O conceito é brilhante em tantos níveis. Vejamos. Você compra cartas, ou seja, eles criaram um modelo de cobrança que faz sentido, porque você recebe um objeto físico pelo seu dinheiro. O jogo virou um bom motivo pra você encontrar seus amigos ou mesmo conhecer um(a) estranho(a) na rua. E não é só, ao fazer isso, você está ajudando os caras a ganharem novos clientes. A pessoa vai chegar em casa, entrar no site e ficar intrigada com aquilo. Não tenho a menor idéia sobre a taxa de conversão dessas pessoas em jogadores. Mas se elas usarem o cartão já vai ser muito legal. As possibilidades são excitantes.

Quem vigia os.. Super-heróis (?!)

Existem heróis em nosso mundo. Eu vou ter que confessar que isso me passou completamente despercebido e que eu olhei, pensei e fiquei imaginando como esse negócio deve ser um viral. Só pode ser. Talvez parte de uma campanha de lançamento de Kick-Ass?
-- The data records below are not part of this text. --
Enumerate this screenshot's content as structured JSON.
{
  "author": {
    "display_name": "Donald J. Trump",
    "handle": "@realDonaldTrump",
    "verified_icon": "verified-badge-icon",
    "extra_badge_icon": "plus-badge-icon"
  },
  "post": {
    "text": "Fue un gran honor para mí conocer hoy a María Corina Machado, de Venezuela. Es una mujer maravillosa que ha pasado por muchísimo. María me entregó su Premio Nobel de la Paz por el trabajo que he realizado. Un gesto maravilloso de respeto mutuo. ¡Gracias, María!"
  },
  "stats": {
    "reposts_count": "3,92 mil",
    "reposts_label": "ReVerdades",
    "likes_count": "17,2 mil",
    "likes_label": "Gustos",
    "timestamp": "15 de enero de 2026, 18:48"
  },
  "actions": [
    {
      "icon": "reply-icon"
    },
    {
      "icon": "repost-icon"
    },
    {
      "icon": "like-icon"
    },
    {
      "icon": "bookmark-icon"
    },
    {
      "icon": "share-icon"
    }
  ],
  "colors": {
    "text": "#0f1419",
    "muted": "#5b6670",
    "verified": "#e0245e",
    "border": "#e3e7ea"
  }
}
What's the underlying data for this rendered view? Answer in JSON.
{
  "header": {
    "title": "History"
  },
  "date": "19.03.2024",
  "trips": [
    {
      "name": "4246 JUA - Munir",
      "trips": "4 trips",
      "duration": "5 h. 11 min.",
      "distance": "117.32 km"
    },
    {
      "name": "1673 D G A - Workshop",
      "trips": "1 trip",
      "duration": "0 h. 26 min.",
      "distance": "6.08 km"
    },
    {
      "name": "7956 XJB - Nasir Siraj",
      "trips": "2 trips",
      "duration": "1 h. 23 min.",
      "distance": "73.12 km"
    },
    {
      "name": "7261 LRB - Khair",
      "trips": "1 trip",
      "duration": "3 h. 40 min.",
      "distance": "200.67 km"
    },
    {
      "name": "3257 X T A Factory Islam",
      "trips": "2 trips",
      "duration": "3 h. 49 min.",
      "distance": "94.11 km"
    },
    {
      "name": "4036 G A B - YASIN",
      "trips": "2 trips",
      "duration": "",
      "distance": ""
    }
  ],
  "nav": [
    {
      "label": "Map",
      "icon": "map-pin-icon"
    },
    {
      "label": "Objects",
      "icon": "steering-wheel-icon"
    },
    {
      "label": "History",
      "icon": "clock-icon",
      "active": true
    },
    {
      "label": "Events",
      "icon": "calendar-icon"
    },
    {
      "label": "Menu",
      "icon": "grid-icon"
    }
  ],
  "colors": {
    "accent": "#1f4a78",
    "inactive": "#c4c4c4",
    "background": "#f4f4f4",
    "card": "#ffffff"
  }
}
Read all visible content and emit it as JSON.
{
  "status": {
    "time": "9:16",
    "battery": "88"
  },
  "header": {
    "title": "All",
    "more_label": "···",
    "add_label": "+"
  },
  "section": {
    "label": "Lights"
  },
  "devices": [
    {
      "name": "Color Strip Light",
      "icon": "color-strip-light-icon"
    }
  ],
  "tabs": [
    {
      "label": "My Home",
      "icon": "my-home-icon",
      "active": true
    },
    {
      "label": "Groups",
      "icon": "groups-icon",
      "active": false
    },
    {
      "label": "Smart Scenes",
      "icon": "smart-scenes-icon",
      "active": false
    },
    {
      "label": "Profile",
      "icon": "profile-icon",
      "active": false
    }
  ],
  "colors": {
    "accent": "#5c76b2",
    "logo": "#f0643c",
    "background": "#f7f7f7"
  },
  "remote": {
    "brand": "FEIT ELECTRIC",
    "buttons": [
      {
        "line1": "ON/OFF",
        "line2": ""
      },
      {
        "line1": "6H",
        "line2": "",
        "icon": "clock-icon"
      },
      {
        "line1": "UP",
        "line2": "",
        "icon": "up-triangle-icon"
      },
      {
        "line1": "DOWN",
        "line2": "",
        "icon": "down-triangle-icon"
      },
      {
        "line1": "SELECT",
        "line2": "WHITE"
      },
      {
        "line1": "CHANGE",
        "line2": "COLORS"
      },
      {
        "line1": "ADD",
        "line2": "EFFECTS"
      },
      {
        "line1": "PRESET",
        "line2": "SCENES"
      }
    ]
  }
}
Vamos deixar meu cinismo de lado um pouquinho e olhar para o World Superhero Registry, com heróis em várias cidades combatendo o crime. E eles usam roupas que passam do limite do ridículo. Eu queria que isso fosse verdade, porque o mundo ia ser mais divertido. Mas daqui do meu quartinho minúsculo na Inglaterra, vendo o mundo pela telinha do meu Macbook, a coisa parece se misturar a notícias sobre a pandemia de gripe, os apuros do orçamento do primeiro ministro da Inglaterra e as confusões do primeiro de maio.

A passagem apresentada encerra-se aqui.